Si había un límite y tenía que ver con el alcohol, Aaron debía cruzarlo.
Nos peleábamos como el perro y el gato porque jamás le decía que no a ninguna mujer que flirteara con él. Y a veces hacía algo más que flirtear, sobre todo cuando había bebido.
Miro a Natalie.
—¿Mike te dijo algo acerca de Aaron?
Me mira, apenada.
—No, lo siento.
Me quedo callada porque soy la anfitriona y no es momento de sufrir una crisis de ansiedad, pero en cuanto puedo alejarme con discreción, marco el número de Aaron.
Salta el buzón.
Llamo de nuevo con la esperanza de que responda, pero sigue sin descolgar. Otra vez el buzón.
Un desfile de imágenes a cada cual más escalofriante pasa por mi mente. Winter Park lleno de dulces conejitas esquiadoras con trajes apretados, y a Aaron siempre le han gustado las chicas guapas.

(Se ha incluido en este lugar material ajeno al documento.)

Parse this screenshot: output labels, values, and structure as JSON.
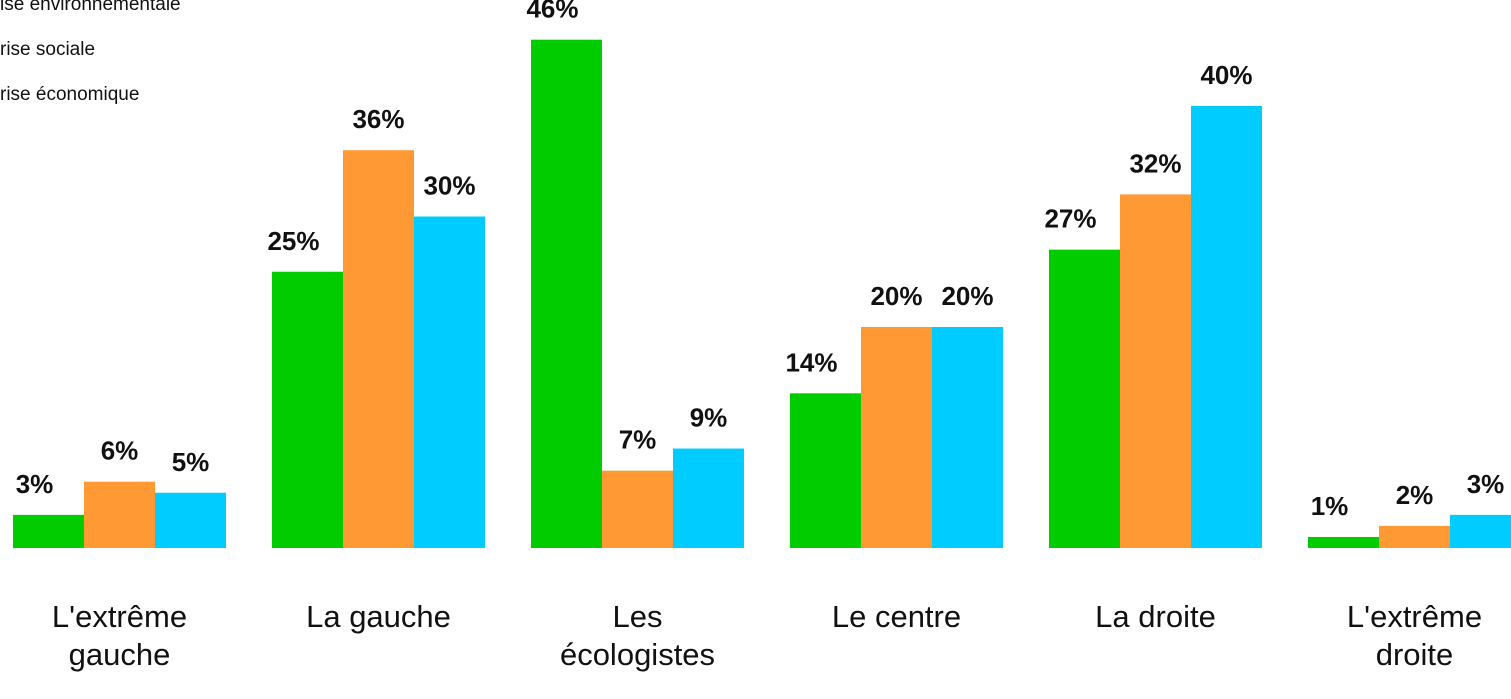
{
  "chart_data": {
    "type": "bar",
    "categories": [
      "L'extrême gauche",
      "La gauche",
      "Les écologistes",
      "Le centre",
      "La droite",
      "L'extrême droite"
    ],
    "series": [
      {
        "name": "ise environnementale",
        "color": "#00cc00",
        "values": [
          3,
          25,
          46,
          14,
          27,
          1
        ],
        "value_labels": [
          "3%",
          "25%",
          "46%",
          "14%",
          "27%",
          "1%"
        ]
      },
      {
        "name": "rise sociale",
        "color": "#ff9933",
        "values": [
          6,
          36,
          7,
          20,
          32,
          2
        ],
        "value_labels": [
          "6%",
          "36%",
          "7%",
          "20%",
          "32%",
          "2%"
        ]
      },
      {
        "name": "rise économique",
        "color": "#00ccff",
        "values": [
          5,
          30,
          9,
          20,
          40,
          3
        ],
        "value_labels": [
          "5%",
          "30%",
          "9%",
          "20%",
          "40%",
          "3%"
        ]
      }
    ],
    "legend": "top-left"
  }
}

Más que gustar, cuando bebe. Por eso rompimos la última vez.
¡Dios, Lia, tranquilízate! Estás exagerando.
Eso fue hace diecinueve meses, antes de que madurara, me pidiera matrimonio y se convirtiera en otro hombre. Claro que todavía bebe, pero aparte de eso, ahora es prácticamente un santo. Solo espero que ayer no se pasara con la bebida e hiciera algo de lo que pueda arrepentirse.
Le mando un mensaje rápido: «¿Estás bien?».
Miro la pantalla como si así fuera a contestarme más rápido, pero no sucede. Luego, levanto la mirada y veo un rostro amable y conocido que me sonríe desde el otro lado del restaurante.
Es Mimi. Tiene noventa años, es mi bisabuela y ha venido desde Sacramento. Hace años que no la veo.
Casi derribo a un camarero que venía con una bandeja de desayuno en mi carrera hacia ella. Para cuando llego, ya estoy llorando a lágrima viva. Está muy arreglada, a su estilo: un traje de poliéster rosa y un pintalabios del mismo color a juego. Lleva el pelo teñido de color platino, como si Barbie ya fuera abuela. La abrazo muy animada.
—¡Mimi, voy a casarme!
—Lo sé, cariño —dice con voz suave pero ronca mientras me acerco a su mesa—. Estás espléndida, Dahlia. No podía perderme el gran día de mi bisnieta favorita.